Museum and MSX employees are researching every aspect of the bus so that the restoration is truly authentic. Original material from this bus will be reused wherever possible and original parts from identical 1948 GM buses will be used when necessary. Our goal is to restore the bus to its condition in 1955, a seven-year-old urban transit coach.

The Rosa Parks bus in the Alabama fieldFortunately, the Museum has found help from the federal government in paying for the restoration.

“The bus in which Rosa Parks helped inaugurate the civil rights movement will be restored in Dearborn, Mich., by the Henry Ford Museum and Greenfield Village.” With those words, the President’s Committee on the Arts and the Humanities announced in September 2002 that the Rosa Parks bus project had received $205,000 in funding through the Save America's Treasures Program.

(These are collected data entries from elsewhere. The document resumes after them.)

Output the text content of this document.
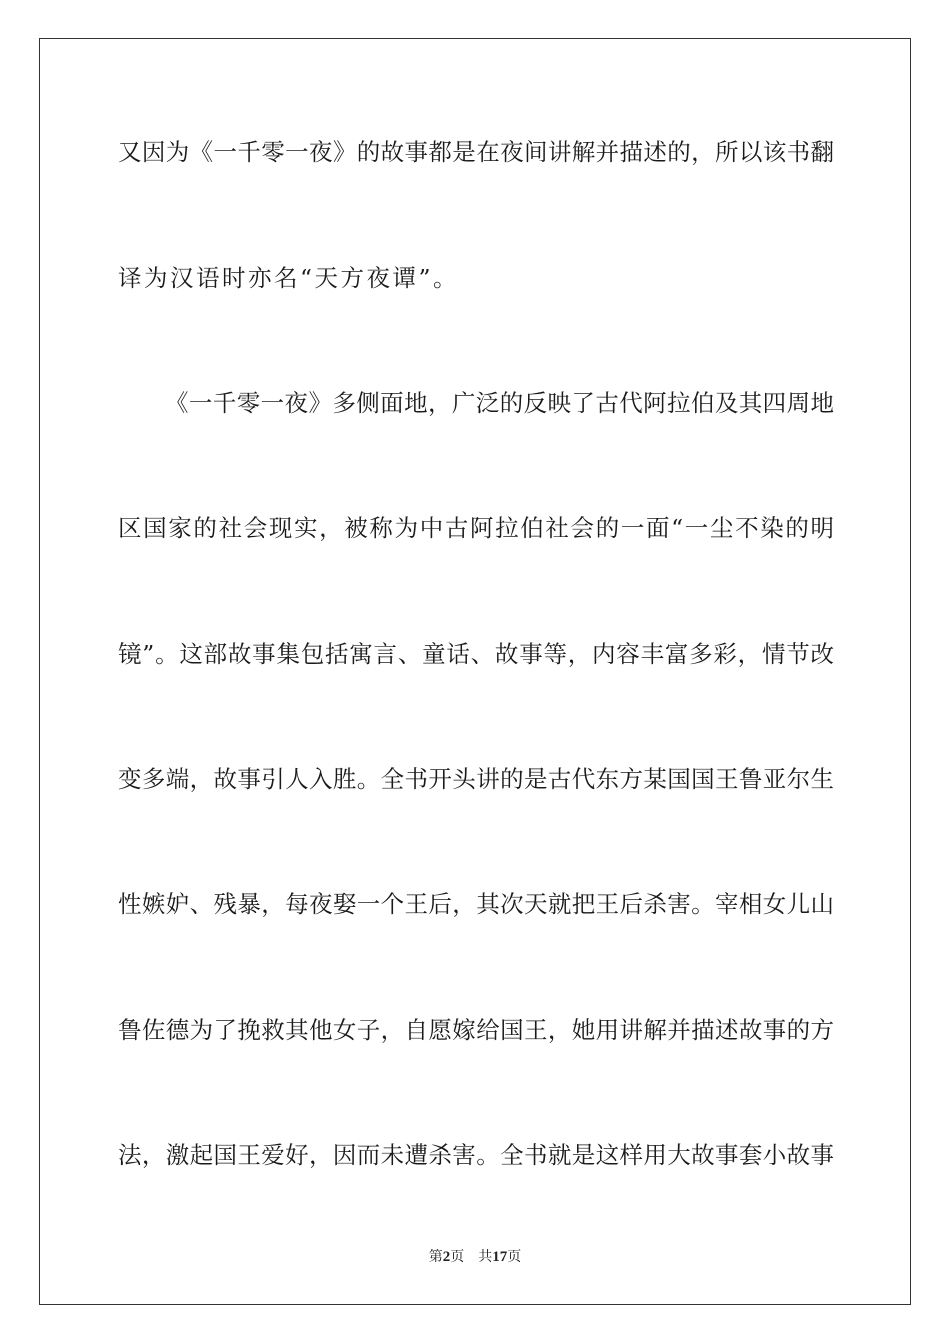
又因为《一千零一夜》的故事都是在夜间讲解并描述的，所以该书翻
译为汉语时亦名“天方夜谭”。
《一千零一夜》多侧面地，广泛的反映了古代阿拉伯及其四周地
区国家的社会现实，被称为中古阿拉伯社会的一面“一尘不染的明
镜”。这部故事集包括寓言、童话、故事等，内容丰富多彩，情节改
变多端，故事引人入胜。全书开头讲的是古代东方某国国王鲁亚尔生
性嫉妒、残暴，每夜娶一个王后，其次天就把王后杀害。宰相女儿山
鲁佐德为了挽救其他女子，自愿嫁给国王，她用讲解并描述故事的方
法，激起国王爱好，因而未遭杀害。全书就是这样用大故事套小故事
第2页 共17页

“These Save America’s Treasures grants help ensure that the nation’s priceless cultural heritage will be passed on to future generations of Americans for many years to come. From monuments to manuscripts, the rich and varied stories of American democracy are being preserved and told,” said Adair Margo, Chairman of the President’s Committee.

The program received 389 grant applications from eligible federal agencies, state, local and tribal governments, and nonprofit organizations. A panel of experts representing preservation and conservation disciplines reviewed the applications and recommended 80 awards totaling $15.6 million for approval.

Selection criteria required that each project be of national significance, demonstrate an urgent preservation need, have an educational or other public benefit, and demonstrate the likely availability of non-federal matching funds. The Rosa Parks bus qualified in all respects.

The restored bus will be on exhibit in time for the museum’s “Celebrate Black History” program beginning February 1, 2003.